After a few nights of the very simplest suppers here in Collioure, I went complex: thinly sliced tomatoes and red onion, with salt, a drizzle of olive oil and some basil.

Clean and fresh and utterly satisfying.

To accompany, excellent bread, bought that morning and freshly baked as dawn turned the sky apricot over a mercury sea and the church called out to the most faithful.

There was charcuterie bought at the market on Sunday: a campagne with peppercorns, and a saussicon with figs; both with real depth of flavour, moistened by generous fat that creates a beautiful marbling, and the latter with the added pleasure of the nutty sweetness of the figs.

And of course, a bottle of seriously chilled rosé from the region.

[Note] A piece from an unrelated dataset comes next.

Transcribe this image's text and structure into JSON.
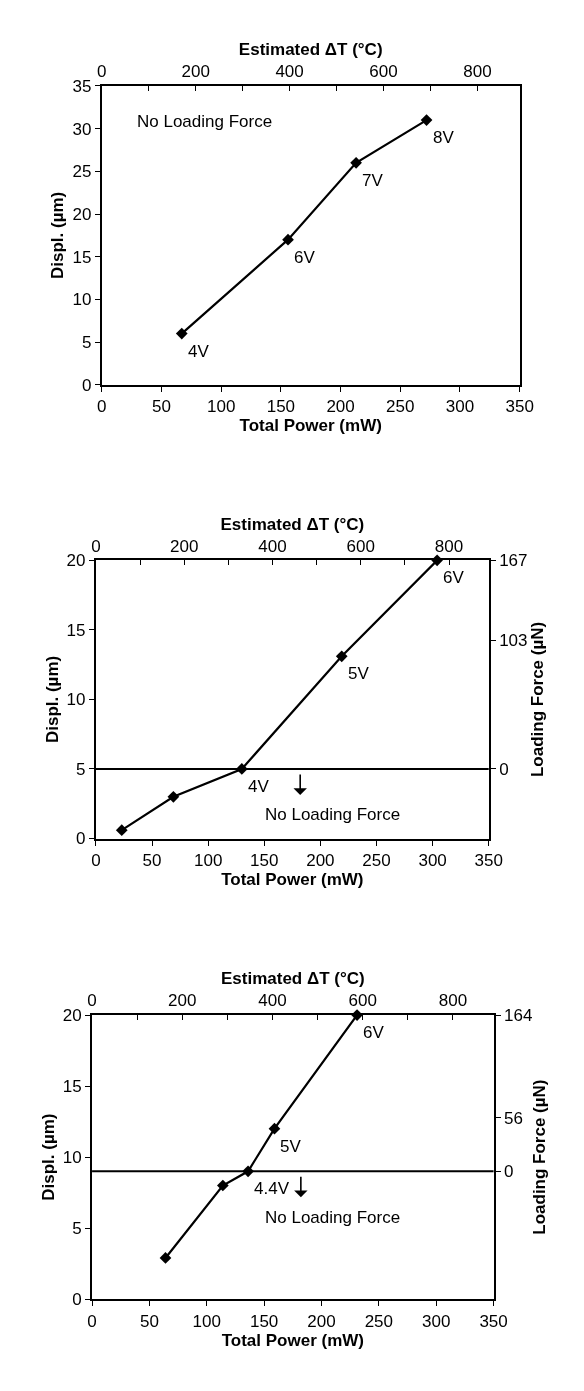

There is a holy simplicity about such eating: you don't want to rush, it demands your time - and that investment is rewarded with something deeply satisfying.

But it is a simplicity that relies utterly on the quality of the ingredients. And here, the ingredients are good; very good indeed.

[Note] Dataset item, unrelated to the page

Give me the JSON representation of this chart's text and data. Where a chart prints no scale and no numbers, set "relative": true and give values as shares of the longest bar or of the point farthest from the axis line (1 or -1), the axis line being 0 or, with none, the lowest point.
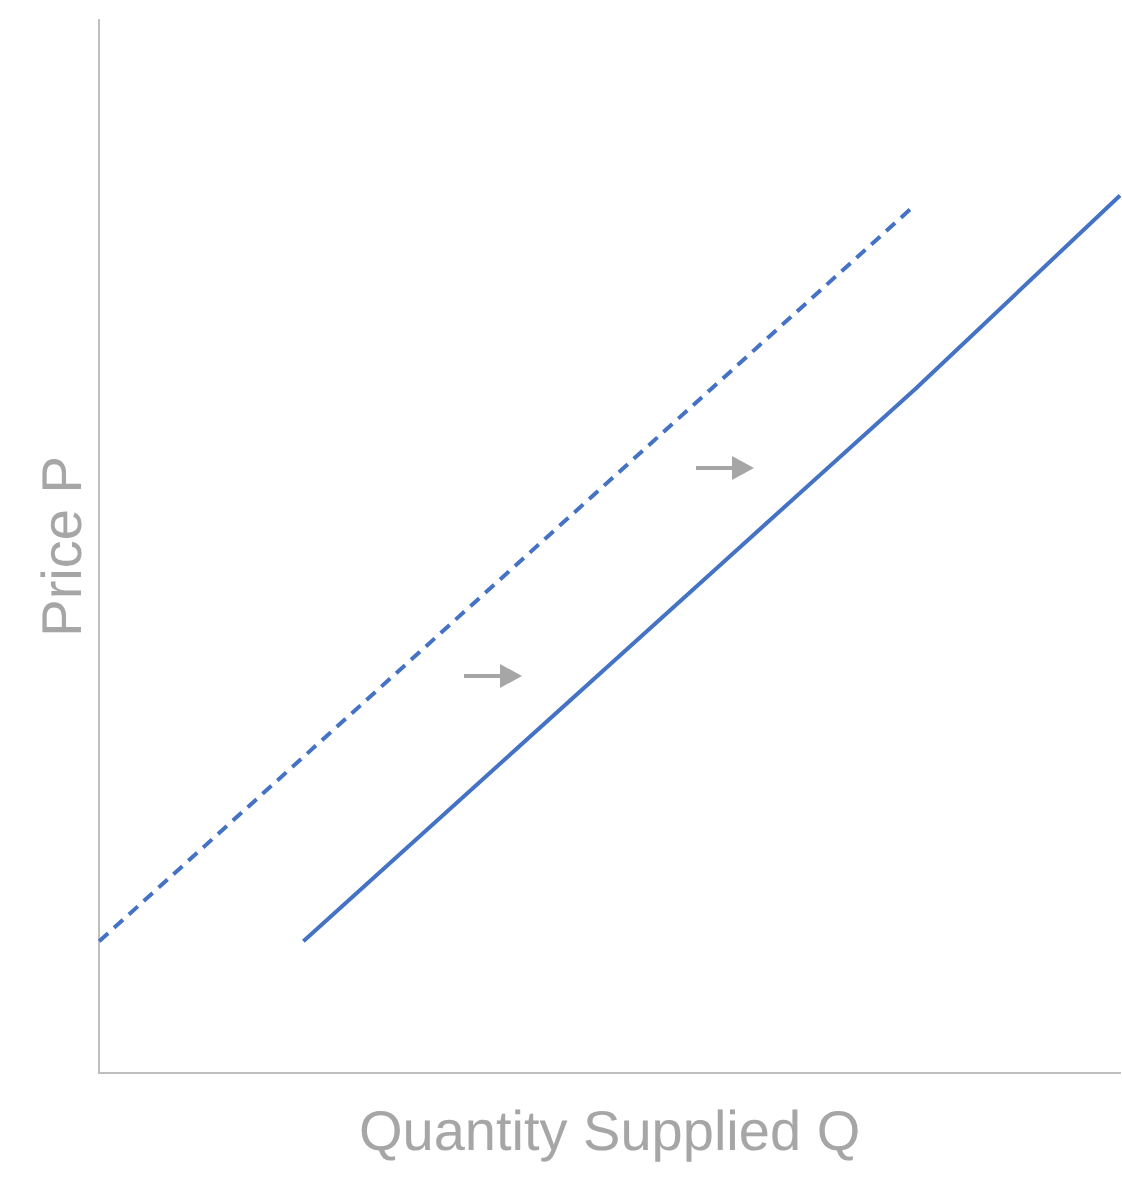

And when you have that, you don't need to spend hours in the kitchen or submerge inferior ingredients in heavily-spiced sauces to disguise their inadequacies on the flavour front, or sit in front of the telly to distract yourself from food that is merely fuel.

You sit. You eat. You make it the centrepiece of your evening. You are sociable. And you take part, with joy and relish - even if you are dining alone - in something that is timeless and one of the deepest and most profound rituals of human existence.